Ему необходимо было принять еще одну предосторожность: до этого он шел, не пытаясь скрывать свой след, оставляемый на траве и почве его тяжелыми кожаными сапогами. Возможно, впрочем, что он делал это умышленно. Но теперь, когда он готов встретить врага, молодой плантатор решил воспользоваться всеми выгодами своего положения и постараться захватить своих врагов врасплох.
Он снял сапоги, запрятал их в дупло большого дерева и заменил их обычной обувью индейцев — поршнями из коры пальмы миритис. Поршни эти Шарль привязал к ногам лоскутками, оторванными от своего широкого пояса. Благодаря этой обуви он уже не оставлял после себя следа.
Прожевав на ходу несколько кусков поджаренного на угольях конского мяса, Шарль внезапно переменил направление, значительно уклонившись влево, потом вернулся немного назад, параллельно своему прежнему следу, притаился за стволами колоссального дерева и стал терпеливо выжидать.
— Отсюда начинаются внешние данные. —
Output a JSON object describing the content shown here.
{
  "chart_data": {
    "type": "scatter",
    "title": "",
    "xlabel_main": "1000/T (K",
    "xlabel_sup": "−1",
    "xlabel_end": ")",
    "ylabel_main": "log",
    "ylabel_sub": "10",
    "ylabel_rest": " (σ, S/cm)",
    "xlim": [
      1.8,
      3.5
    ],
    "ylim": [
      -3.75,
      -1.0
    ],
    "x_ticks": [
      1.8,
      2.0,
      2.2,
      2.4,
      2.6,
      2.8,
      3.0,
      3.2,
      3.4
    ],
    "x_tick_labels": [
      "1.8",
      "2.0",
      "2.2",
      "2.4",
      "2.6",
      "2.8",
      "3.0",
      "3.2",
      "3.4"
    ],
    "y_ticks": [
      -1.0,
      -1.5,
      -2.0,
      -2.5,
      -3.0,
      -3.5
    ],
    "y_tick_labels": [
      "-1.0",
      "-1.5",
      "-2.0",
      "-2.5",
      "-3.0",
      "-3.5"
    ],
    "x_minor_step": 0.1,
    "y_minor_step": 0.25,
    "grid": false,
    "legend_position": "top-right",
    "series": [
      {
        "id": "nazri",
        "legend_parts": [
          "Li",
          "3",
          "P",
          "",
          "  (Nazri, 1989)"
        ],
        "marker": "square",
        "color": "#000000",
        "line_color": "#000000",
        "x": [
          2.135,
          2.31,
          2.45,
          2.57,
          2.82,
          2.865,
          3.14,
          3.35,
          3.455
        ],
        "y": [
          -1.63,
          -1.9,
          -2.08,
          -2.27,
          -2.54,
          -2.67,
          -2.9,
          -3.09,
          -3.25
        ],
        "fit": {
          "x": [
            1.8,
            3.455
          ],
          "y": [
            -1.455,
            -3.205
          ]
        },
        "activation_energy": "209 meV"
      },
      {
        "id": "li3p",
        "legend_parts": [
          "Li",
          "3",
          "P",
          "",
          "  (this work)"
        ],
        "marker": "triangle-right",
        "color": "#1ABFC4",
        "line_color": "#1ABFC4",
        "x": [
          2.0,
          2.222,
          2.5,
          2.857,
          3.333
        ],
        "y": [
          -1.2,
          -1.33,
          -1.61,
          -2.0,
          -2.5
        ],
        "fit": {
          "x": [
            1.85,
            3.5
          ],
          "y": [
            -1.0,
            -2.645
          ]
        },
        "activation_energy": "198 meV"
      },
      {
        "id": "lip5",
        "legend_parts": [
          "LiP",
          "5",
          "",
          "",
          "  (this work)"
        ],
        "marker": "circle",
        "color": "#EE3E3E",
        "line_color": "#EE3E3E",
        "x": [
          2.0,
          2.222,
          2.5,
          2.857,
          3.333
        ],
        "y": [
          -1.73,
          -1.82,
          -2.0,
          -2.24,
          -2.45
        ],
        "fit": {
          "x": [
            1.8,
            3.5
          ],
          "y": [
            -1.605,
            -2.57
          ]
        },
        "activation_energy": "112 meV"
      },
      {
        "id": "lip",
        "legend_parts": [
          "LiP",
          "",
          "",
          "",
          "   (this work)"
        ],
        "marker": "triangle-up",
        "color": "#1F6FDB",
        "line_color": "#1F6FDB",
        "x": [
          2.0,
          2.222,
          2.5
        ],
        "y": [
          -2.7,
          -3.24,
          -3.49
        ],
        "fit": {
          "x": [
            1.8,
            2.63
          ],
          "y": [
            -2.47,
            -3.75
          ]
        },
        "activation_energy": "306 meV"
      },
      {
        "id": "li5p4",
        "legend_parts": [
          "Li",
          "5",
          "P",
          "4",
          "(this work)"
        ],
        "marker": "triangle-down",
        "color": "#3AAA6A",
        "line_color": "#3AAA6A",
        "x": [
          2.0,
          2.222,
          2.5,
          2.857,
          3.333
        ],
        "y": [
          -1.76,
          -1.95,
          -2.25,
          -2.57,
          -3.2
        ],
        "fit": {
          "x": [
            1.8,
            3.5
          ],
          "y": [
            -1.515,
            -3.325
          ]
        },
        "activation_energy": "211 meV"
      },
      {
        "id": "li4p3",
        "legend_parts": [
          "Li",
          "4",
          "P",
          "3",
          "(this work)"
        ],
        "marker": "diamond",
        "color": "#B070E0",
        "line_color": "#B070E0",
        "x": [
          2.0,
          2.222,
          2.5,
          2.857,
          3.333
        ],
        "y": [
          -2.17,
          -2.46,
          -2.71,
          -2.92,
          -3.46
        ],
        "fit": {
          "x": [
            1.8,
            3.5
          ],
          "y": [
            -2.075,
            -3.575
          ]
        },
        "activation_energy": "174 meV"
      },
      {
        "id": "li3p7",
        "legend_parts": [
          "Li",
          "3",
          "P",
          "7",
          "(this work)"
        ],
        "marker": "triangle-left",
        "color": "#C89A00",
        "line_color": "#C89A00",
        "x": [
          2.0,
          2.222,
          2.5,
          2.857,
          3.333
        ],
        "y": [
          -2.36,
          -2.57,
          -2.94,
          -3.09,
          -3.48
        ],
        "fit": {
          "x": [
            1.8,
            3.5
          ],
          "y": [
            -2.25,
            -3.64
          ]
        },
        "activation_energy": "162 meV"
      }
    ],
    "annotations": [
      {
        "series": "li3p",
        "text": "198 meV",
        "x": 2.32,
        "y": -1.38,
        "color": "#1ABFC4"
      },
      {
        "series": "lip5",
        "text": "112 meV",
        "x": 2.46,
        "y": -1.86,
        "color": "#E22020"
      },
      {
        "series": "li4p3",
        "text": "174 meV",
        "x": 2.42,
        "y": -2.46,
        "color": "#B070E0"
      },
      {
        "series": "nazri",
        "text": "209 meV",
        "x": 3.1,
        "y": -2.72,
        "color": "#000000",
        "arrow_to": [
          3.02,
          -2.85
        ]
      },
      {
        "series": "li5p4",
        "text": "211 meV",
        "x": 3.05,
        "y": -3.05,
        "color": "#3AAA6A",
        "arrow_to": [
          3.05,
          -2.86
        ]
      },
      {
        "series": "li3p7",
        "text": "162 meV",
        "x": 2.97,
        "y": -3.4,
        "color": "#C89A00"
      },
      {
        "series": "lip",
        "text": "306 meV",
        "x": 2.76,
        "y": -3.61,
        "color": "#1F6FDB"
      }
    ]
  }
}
В числе других ценных качеств, приобретенных им от индейцев в дни ранней молодости, надо назвать удивительное терпение и выдержку. Прошло целых два часа, во время которых Шарль ни разу не шелохнулся, ни разу не выказал малейшего волнения или нетерпения.
Другой на его месте, вероятно, покинул бы свою засаду и поспешил бы продолжать свой путь. Он, однако, слишком хорошо знал своих врагов, чтобы не считаться с их упорством и не быть уверенным, что рано или поздно они непременно пройдут здесь, мимо него, по следу, как настоящие ищейки.
Необходимо было поэтому во что бы то ни стало задержать их, избавиться от их преследования, иначе он неизбежно должен будет пасть жертвой их хитрости и коварства.
На этот раз расчеты не обманули его. Вскоре смутный шум голосов достиг его слуха, а затем громкий смех. Несомненно, то были мулаты и их страшные союзники.
Шарль, притаившись между стволами, догадался, что они смеются над ним, над этим белым, который бежит от них, не скрывая даже своего следа; но вдруг раздались восклицания разочарования: след пропал. Шарль так удачно выбрал свою засаду, что между стволами густо стоящих в этом месте деревьев мог все видеть. Нарушив порядок, — враги все время шли гуськом, — мулаты и мура сбились в кучу и внимательно присматривались к почве, в надежде найти какое-нибудь указание, чтобы определить, куда девался молодой плантатор.
Вот они рассыпались по всем направлениям в поисках следа, а затем снова собрались в кучу и стали совещаться, не зная, как быть дальше.
Тогда Шарль, выпрямившись, натянул лук, прицелился и спустил стрелу в спину одного индейца.